The island of Divar (Konkani: दीवाडी Divaddi, pronounced [d̪iːwaːɽiː]) (derived from the word Dipavati or 'small Island' in Konkani) lies in the Mandovi River in the Indian state of Goa.
It is located approximately upriver 10 km from Panaji (Panjim). The Island is connected to Old Goa on the south-east side, Ribandar, on the south-west side and Narve on the north side, all by ferry. A launch also connects Divar to the city of Panaji from further north-west, in the village of Vanxim. The Konkan Railway passes through the village and the nearest stop to the village is the train station at Carambolim.
The drive to the village is scenic, with paddy fields and wooded hills lacing the roadway, very typical of the Goan countryside. Though in a manner equally typical of modern Goa, of late the paddy fields lie fallow and overrun with weeds, along with your odd crocodile that came through when the levees were purposely broken in early 2000.
The Island of Divar was a famous site of Hindu pilgrimage and hosted the ancient temples of Shree Saptakoteshwar, Shree Ganesh and Shree Dwarkeshwar besides others. These were destroyed by Portuguese zealots in the 16th century in their drive for the Christianization of Goa. The Current Cemetery near Church at hilltop once housed Ganesh Temple which was razed by the Portuguese and the Hindus had to take the Ganesh Idol and rehabilitate it in village of Khandola near Marcel.
The ancient site of Hindu pilgrimage is called Porne Tirth (Old pilgrim spot-in Konkani) even today. Rui Gomes Pereira in his book Goan temples and deities writes, " The original temple (Of Shree Saptakoteshwar) was constructed in the 12th century by the kings of Kadamba Dynasty. Shree Saptakoteshwar was the patron Deity of the Kadambas. The temple was destroyed by the sultan of the Deccan in the middle of the 14th century and reconstructed at the same locality by Madhav Mantri of Vijaynagara at the close of the same century. It was again destroyed by the Portuguese in 1540."
Prior to its destruction, the temple used to attract more than thirty thousand Hindu pilgrims from Goa itself during its annual procession. The Saptakoteshwar idol was shifted to Narve in Bicholim after the destruction of the temple by the Portuguese. The present temple in Narve, Bicholim was rebuilt by ShivajiRaje Bhonsale the Great Maratha leader.( Raje Shivaji initiated the reconstruction and re-establishing the deity at present place. The orders were carried out by Temple "vishwastha" shri Shivram Desai)
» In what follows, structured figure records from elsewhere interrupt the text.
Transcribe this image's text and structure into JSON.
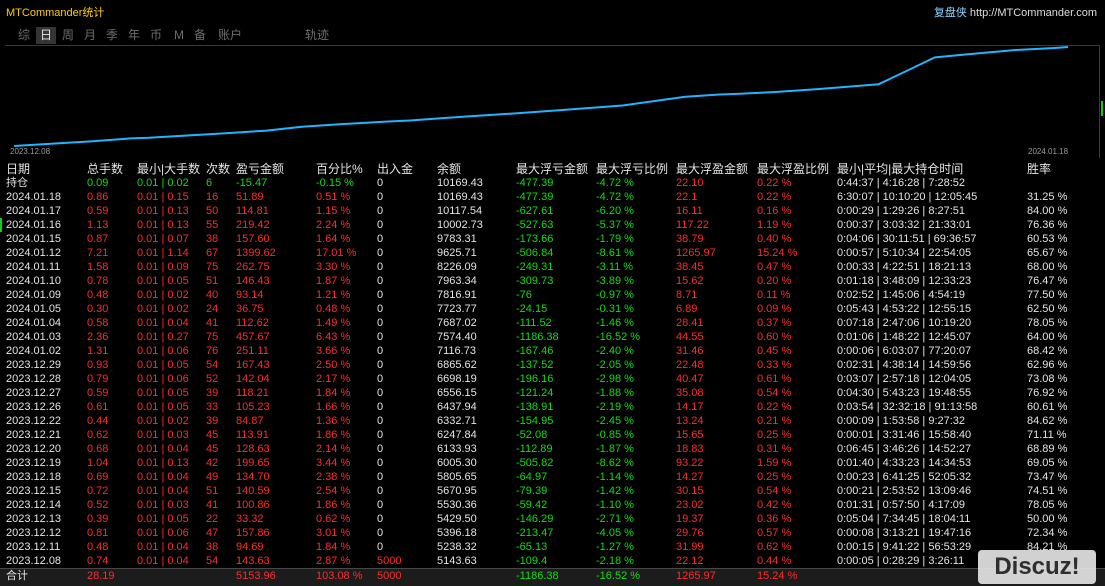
{
  "window": {
    "title": "MTCommander统计",
    "brand": "复盘侠",
    "url": "http://MTCommander.com"
  },
  "tabs": [
    {
      "label": "综"
    },
    {
      "label": "日",
      "selected": true
    },
    {
      "label": "周"
    },
    {
      "label": "月"
    },
    {
      "label": "季"
    },
    {
      "label": "年"
    },
    {
      "label": "币"
    },
    {
      "label": "M"
    },
    {
      "label": "备"
    },
    {
      "label": "账户"
    },
    {
      "label": "轨迹"
    }
  ],
  "chart": {
    "x_start_label": "2023.12.08",
    "x_end_label": "2024.01.18",
    "line_color": "#22b4ff"
  },
  "colors": {
    "background": "#000000",
    "text": "#e4e4e4",
    "title": "#ffcc00",
    "up": "#ff2b2b",
    "down": "#12dd12",
    "tab_text": "#6c6c6c"
  },
  "table": {
    "headers": [
      "日期",
      "总手数",
      "最小|大手数",
      "次数",
      "盈亏金额",
      "百分比%",
      "出入金",
      "余额",
      "最大浮亏金额",
      "最大浮亏比例",
      "最大浮盈金额",
      "最大浮盈比例",
      "最小|平均|最大持仓时间",
      "胜率"
    ],
    "position_row": [
      "持仓",
      "0.09",
      "0.01 | 0.02",
      "6",
      "-15.47",
      "-0.15 %",
      "0",
      "10169.43",
      "-477.39",
      "-4.72 %",
      "22.10",
      "0.22 %",
      "0:44:37 | 4:16:28 | 7:28:52",
      ""
    ],
    "rows": [
      [
        "2024.01.18",
        "0.86",
        "0.01 | 0.15",
        "16",
        "51.89",
        "0.51 %",
        "0",
        "10169.43",
        "-477.39",
        "-4.72 %",
        "22.1",
        "0.22 %",
        "6:30:07 | 10:10:20 | 12:05:45",
        "31.25 %"
      ],
      [
        "2024.01.17",
        "0.59",
        "0.01 | 0.13",
        "50",
        "114.81",
        "1.15 %",
        "0",
        "10117.54",
        "-627.61",
        "-6.20 %",
        "16.11",
        "0.16 %",
        "0:00:29 | 1:29:26 | 8:27:51",
        "84.00 %"
      ],
      [
        "2024.01.16",
        "1.13",
        "0.01 | 0.13",
        "55",
        "219.42",
        "2.24 %",
        "0",
        "10002.73",
        "-527.63",
        "-5.37 %",
        "117.22",
        "1.19 %",
        "0:00:37 | 3:03:32 | 21:33:01",
        "76.36 %"
      ],
      [
        "2024.01.15",
        "0.87",
        "0.01 | 0.07",
        "38",
        "157.60",
        "1.64 %",
        "0",
        "9783.31",
        "-173.66",
        "-1.79 %",
        "38.79",
        "0.40 %",
        "0:04:06 | 30:11:51 | 69:36:57",
        "60.53 %"
      ],
      [
        "2024.01.12",
        "7.21",
        "0.01 | 1.14",
        "67",
        "1399.62",
        "17.01 %",
        "0",
        "9625.71",
        "-506.84",
        "-8.61 %",
        "1265.97",
        "15.24 %",
        "0:00:57 | 5:10:34 | 22:54:05",
        "65.67 %"
      ],
      [
        "2024.01.11",
        "1.58",
        "0.01 | 0.09",
        "75",
        "262.75",
        "3.30 %",
        "0",
        "8226.09",
        "-249.31",
        "-3.11 %",
        "38.45",
        "0.47 %",
        "0:00:33 | 4:22:51 | 18:21:13",
        "68.00 %"
      ],
      [
        "2024.01.10",
        "0.78",
        "0.01 | 0.05",
        "51",
        "146.43",
        "1.87 %",
        "0",
        "7963.34",
        "-309.73",
        "-3.89 %",
        "15.62",
        "0.20 %",
        "0:01:18 | 3:48:09 | 12:33:23",
        "76.47 %"
      ],
      [
        "2024.01.09",
        "0.48",
        "0.01 | 0.02",
        "40",
        "93.14",
        "1.21 %",
        "0",
        "7816.91",
        "-76",
        "-0.97 %",
        "8.71",
        "0.11 %",
        "0:02:52 | 1:45:06 | 4:54:19",
        "77.50 %"
      ],
      [
        "2024.01.05",
        "0.30",
        "0.01 | 0.02",
        "24",
        "36.75",
        "0.48 %",
        "0",
        "7723.77",
        "-24.15",
        "-0.31 %",
        "6.89",
        "0.09 %",
        "0:05:43 | 4:53:22 | 12:55:15",
        "62.50 %"
      ],
      [
        "2024.01.04",
        "0.58",
        "0.01 | 0.04",
        "41",
        "112.62",
        "1.49 %",
        "0",
        "7687.02",
        "-111.52",
        "-1.46 %",
        "28.41",
        "0.37 %",
        "0:07:18 | 2:47:06 | 10:19:20",
        "78.05 %"
      ],
      [
        "2024.01.03",
        "2.36",
        "0.01 | 0.27",
        "75",
        "457.67",
        "6.43 %",
        "0",
        "7574.40",
        "-1186.38",
        "-16.52 %",
        "44.55",
        "0.60 %",
        "0:01:06 | 1:48:22 | 12:45:07",
        "64.00 %"
      ],
      [
        "2024.01.02",
        "1.31",
        "0.01 | 0.06",
        "76",
        "251.11",
        "3.66 %",
        "0",
        "7116.73",
        "-167.46",
        "-2.40 %",
        "31.46",
        "0.45 %",
        "0:00:06 | 6:03:07 | 77:20:07",
        "68.42 %"
      ],
      [
        "2023.12.29",
        "0.93",
        "0.01 | 0.05",
        "54",
        "167.43",
        "2.50 %",
        "0",
        "6865.62",
        "-137.52",
        "-2.05 %",
        "22.48",
        "0.33 %",
        "0:02:31 | 4:38:14 | 14:59:56",
        "62.96 %"
      ],
      [
        "2023.12.28",
        "0.79",
        "0.01 | 0.06",
        "52",
        "142.04",
        "2.17 %",
        "0",
        "6698.19",
        "-196.16",
        "-2.98 %",
        "40.47",
        "0.61 %",
        "0:03:07 | 2:57:18 | 12:04:05",
        "73.08 %"
      ],
      [
        "2023.12.27",
        "0.59",
        "0.01 | 0.05",
        "39",
        "118.21",
        "1.84 %",
        "0",
        "6556.15",
        "-121.24",
        "-1.88 %",
        "35.08",
        "0.54 %",
        "0:04:30 | 5:43:23 | 19:48:55",
        "76.92 %"
      ],
      [
        "2023.12.26",
        "0.61",
        "0.01 | 0.05",
        "33",
        "105.23",
        "1.66 %",
        "0",
        "6437.94",
        "-138.91",
        "-2.19 %",
        "14.17",
        "0.22 %",
        "0:03:54 | 32:32:18 | 91:13:58",
        "60.61 %"
      ],
      [
        "2023.12.22",
        "0.44",
        "0.01 | 0.02",
        "39",
        "84.87",
        "1.36 %",
        "0",
        "6332.71",
        "-154.95",
        "-2.45 %",
        "13.24",
        "0.21 %",
        "0:00:09 | 1:53:58 | 9:27:32",
        "84.62 %"
      ],
      [
        "2023.12.21",
        "0.62",
        "0.01 | 0.03",
        "45",
        "113.91",
        "1.86 %",
        "0",
        "6247.84",
        "-52.08",
        "-0.85 %",
        "15.65",
        "0.25 %",
        "0:00:01 | 3:31:46 | 15:58:40",
        "71.11 %"
      ],
      [
        "2023.12.20",
        "0.68",
        "0.01 | 0.04",
        "45",
        "128.63",
        "2.14 %",
        "0",
        "6133.93",
        "-112.89",
        "-1.87 %",
        "18.83",
        "0.31 %",
        "0:06:45 | 3:46:26 | 14:52:27",
        "68.89 %"
      ],
      [
        "2023.12.19",
        "1.04",
        "0.01 | 0.13",
        "42",
        "199.65",
        "3.44 %",
        "0",
        "6005.30",
        "-505.82",
        "-8.62 %",
        "93.22",
        "1.59 %",
        "0:01:40 | 4:33:23 | 14:34:53",
        "69.05 %"
      ],
      [
        "2023.12.18",
        "0.69",
        "0.01 | 0.04",
        "49",
        "134.70",
        "2.38 %",
        "0",
        "5805.65",
        "-64.97",
        "-1.14 %",
        "14.27",
        "0.25 %",
        "0:00:23 | 6:41:25 | 52:05:32",
        "73.47 %"
      ],
      [
        "2023.12.15",
        "0.72",
        "0.01 | 0.04",
        "51",
        "140.59",
        "2.54 %",
        "0",
        "5670.95",
        "-79.39",
        "-1.42 %",
        "30.15",
        "0.54 %",
        "0:00:21 | 2:53:52 | 13:09:46",
        "74.51 %"
      ],
      [
        "2023.12.14",
        "0.52",
        "0.01 | 0.03",
        "41",
        "100.86",
        "1.86 %",
        "0",
        "5530.36",
        "-59.42",
        "-1.10 %",
        "23.02",
        "0.42 %",
        "0:01:31 | 0:57:50 | 4:17:09",
        "78.05 %"
      ],
      [
        "2023.12.13",
        "0.39",
        "0.01 | 0.05",
        "22",
        "33.32",
        "0.62 %",
        "0",
        "5429.50",
        "-146.29",
        "-2.71 %",
        "19.37",
        "0.36 %",
        "0:05:04 | 7:34:45 | 18:04:11",
        "50.00 %"
      ],
      [
        "2023.12.12",
        "0.81",
        "0.01 | 0.06",
        "47",
        "157.86",
        "3.01 %",
        "0",
        "5396.18",
        "-213.47",
        "-4.05 %",
        "29.76",
        "0.57 %",
        "0:00:08 | 3:13:21 | 19:47:16",
        "72.34 %"
      ],
      [
        "2023.12.11",
        "0.48",
        "0.01 | 0.04",
        "38",
        "94.69",
        "1.84 %",
        "0",
        "5238.32",
        "-65.13",
        "-1.27 %",
        "31.99",
        "0.62 %",
        "0:00:15 | 9:41:22 | 56:53:29",
        "84.21 %"
      ],
      [
        "2023.12.08",
        "0.74",
        "0.01 | 0.04",
        "54",
        "143.63",
        "2.87 %",
        "5000",
        "5143.63",
        "-109.4",
        "-2.18 %",
        "22.12",
        "0.44 %",
        "0:00:05 | 0:28:29 | 3:26:11",
        ""
      ]
    ],
    "total_row": [
      "合计",
      "28.19",
      "",
      "",
      "5153.96",
      "103.08 %",
      "5000",
      "",
      "-1186.38",
      "-16.52 %",
      "1265.97",
      "15.24 %",
      "",
      ""
    ]
  },
  "watermark": "Discuz!"
}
The huge bell which today adorns the Se Cathedral in Old Goa was originally donated by the master of a sinking ship who'd made a vow that, were he to survive his fate, he would donate the ship's bell to the first church village, town, or city his vessel touched. It so happened that that island was Divar. In keeping with his promise, he donated the bell to the church of Divar, which is located on a high hillock. Unfortunately though, every time the bell was struck, it shattered the windows of the church and the houses in the vicinity, so a deal was struck and the bell was exchanged with that of the Se Cathedral.
Divar Island has a large number of temples, most prominent is Shri Ganesh Sateri Temple at Sateri Bhat which also houses Khapro Ravalnath along with Sateri Mahamaya. There are two more Temples of Ganesh one at Navelim and other at Hilltop near the Church.